= William Penhall =

William Penhall (27 October 1858 – 3 August 1882) was an English mountaineer.

==Life and family==
The son of Dr John Penhall MRCS LSA (born 1833 at St Pancras, Middlesex, in 1871 a general practitioner in Hastings, Sussex), Penhall was educated at Trinity College, Cambridge, where he graduated BA in 1881. At the time of the 1881 census, he was enumerated at Trinity, giving his place of birth as Hastings, Sussex, and his occupation as "No Occ."

==Alpinism==

===First ascents===
Penhall made the first ascent of a number of peaks and routes in the Alps during the silver age of alpinism.

Together with Martin Conway, G. S. Scriven and guides Ferdinand Imseng and Peter and M. Truffer he made the first ascent (in two and a half hours) of the west face of the Zinalrothorn in August 1878. With Albert Frederick Mummery and guides Alexander Burgener and Ferdinand Imseng he made the first ascent of the Dürrenhorn on 7 September 1879.

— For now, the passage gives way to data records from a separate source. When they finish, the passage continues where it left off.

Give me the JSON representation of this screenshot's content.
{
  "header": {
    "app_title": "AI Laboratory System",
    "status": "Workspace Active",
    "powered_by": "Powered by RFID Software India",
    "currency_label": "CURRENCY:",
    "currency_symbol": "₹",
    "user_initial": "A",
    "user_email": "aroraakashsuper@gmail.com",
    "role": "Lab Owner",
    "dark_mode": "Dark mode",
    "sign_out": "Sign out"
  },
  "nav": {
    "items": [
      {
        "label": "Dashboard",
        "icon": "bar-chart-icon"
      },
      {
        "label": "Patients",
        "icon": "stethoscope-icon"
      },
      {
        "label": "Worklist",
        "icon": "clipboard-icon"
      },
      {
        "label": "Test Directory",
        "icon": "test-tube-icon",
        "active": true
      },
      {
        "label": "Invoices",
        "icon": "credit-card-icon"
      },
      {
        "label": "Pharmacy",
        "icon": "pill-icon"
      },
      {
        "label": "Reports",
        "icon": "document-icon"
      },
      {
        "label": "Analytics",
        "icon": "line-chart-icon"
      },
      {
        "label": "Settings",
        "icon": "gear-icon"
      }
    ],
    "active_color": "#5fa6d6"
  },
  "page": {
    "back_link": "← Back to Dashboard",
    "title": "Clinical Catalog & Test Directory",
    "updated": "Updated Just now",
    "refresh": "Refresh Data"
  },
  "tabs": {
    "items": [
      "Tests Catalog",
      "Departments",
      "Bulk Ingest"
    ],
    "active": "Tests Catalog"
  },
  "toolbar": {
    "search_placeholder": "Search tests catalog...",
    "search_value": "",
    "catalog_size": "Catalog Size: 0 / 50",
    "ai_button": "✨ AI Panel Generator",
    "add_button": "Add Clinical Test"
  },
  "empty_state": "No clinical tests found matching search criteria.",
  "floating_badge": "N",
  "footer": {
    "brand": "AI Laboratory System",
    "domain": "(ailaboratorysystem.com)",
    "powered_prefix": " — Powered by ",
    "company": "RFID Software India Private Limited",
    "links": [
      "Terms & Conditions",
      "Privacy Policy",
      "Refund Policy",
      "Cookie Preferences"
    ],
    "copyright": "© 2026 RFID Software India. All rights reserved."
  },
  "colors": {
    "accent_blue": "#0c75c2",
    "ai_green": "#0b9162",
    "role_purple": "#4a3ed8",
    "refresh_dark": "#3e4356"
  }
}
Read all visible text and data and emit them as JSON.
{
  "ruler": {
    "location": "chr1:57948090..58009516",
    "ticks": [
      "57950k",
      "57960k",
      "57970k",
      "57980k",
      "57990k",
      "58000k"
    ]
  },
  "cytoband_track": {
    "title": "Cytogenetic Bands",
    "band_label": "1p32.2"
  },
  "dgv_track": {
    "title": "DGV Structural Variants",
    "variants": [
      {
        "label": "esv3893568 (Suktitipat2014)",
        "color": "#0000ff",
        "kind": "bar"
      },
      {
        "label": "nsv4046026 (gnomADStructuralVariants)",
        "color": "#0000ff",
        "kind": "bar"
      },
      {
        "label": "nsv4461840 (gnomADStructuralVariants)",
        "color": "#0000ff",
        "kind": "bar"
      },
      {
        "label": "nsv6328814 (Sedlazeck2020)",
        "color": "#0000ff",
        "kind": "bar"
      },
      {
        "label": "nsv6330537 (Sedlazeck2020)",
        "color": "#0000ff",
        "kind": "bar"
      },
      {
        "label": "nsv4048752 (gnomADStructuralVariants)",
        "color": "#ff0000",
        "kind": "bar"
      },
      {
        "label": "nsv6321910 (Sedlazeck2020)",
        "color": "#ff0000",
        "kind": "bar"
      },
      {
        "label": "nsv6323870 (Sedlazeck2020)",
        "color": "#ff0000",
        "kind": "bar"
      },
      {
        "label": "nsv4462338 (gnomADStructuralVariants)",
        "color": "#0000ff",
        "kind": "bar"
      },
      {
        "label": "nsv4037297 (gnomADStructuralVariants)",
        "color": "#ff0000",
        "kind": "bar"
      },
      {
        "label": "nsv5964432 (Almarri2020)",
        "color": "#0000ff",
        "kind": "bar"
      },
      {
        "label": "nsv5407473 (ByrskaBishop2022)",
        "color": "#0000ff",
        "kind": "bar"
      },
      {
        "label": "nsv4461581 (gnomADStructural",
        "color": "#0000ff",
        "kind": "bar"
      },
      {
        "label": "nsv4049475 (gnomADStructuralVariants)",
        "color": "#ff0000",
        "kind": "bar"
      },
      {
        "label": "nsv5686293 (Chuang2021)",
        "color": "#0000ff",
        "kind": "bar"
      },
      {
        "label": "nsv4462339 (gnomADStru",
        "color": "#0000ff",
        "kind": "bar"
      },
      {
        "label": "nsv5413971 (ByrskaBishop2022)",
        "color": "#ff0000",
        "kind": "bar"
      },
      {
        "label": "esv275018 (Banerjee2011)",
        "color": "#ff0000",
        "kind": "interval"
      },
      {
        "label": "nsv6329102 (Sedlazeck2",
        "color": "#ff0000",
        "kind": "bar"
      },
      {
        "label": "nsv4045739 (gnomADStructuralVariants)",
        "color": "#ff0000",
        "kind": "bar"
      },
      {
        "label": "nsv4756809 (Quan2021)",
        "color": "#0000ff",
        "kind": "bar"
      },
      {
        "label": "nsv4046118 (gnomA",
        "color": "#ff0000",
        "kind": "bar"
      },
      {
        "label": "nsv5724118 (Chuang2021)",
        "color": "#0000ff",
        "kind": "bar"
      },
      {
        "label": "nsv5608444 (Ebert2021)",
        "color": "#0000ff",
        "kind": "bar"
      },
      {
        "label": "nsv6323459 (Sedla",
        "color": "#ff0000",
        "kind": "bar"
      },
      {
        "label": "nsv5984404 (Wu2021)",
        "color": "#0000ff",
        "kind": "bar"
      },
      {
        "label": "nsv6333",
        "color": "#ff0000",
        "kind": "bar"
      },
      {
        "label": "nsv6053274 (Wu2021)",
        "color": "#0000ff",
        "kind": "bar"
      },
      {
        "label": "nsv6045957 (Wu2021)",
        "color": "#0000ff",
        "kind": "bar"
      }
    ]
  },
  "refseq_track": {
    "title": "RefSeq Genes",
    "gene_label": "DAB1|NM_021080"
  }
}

Penhall was involved in a race with Mummery to be the first to climb the Zmutt ridge of the Matterhorn, a race which Mummery eventually won. According to Penhall, his interest in finding a new way up the mountain had been kindled by Edward Whymper's account of the successful first ascent in 1865 in Scrambles amongst the Alps. As Mummery and Burgener approached the mountain to attempt the ridge they met Penhall, and guides Ferdinand Imseng and Louis Zurbrücken, who had retreated from the mountain after a bad-weather bivouac on the ridge. After a brief rest in Zermatt, Penhall returned to the Matterhorn, making the first ascent of its west face on 3 September 1879, a harder climb than the Zmutt ridge; his party reached the summit one hour after Mummery's. Penhall wrote an account of the west face climb in the Alpine Journal entitled 'The Matterhorn from the Zmutt Glacier'. The Penhall Couloir on the west face is named after him.

===Death===
Penhall and Meiringen guide Andreas Maurer were killed by an avalanche high up on the Wetterhorn on 3 August 1882. Penhall and Maurer share a double gravestone in the Grindelwald cemetery.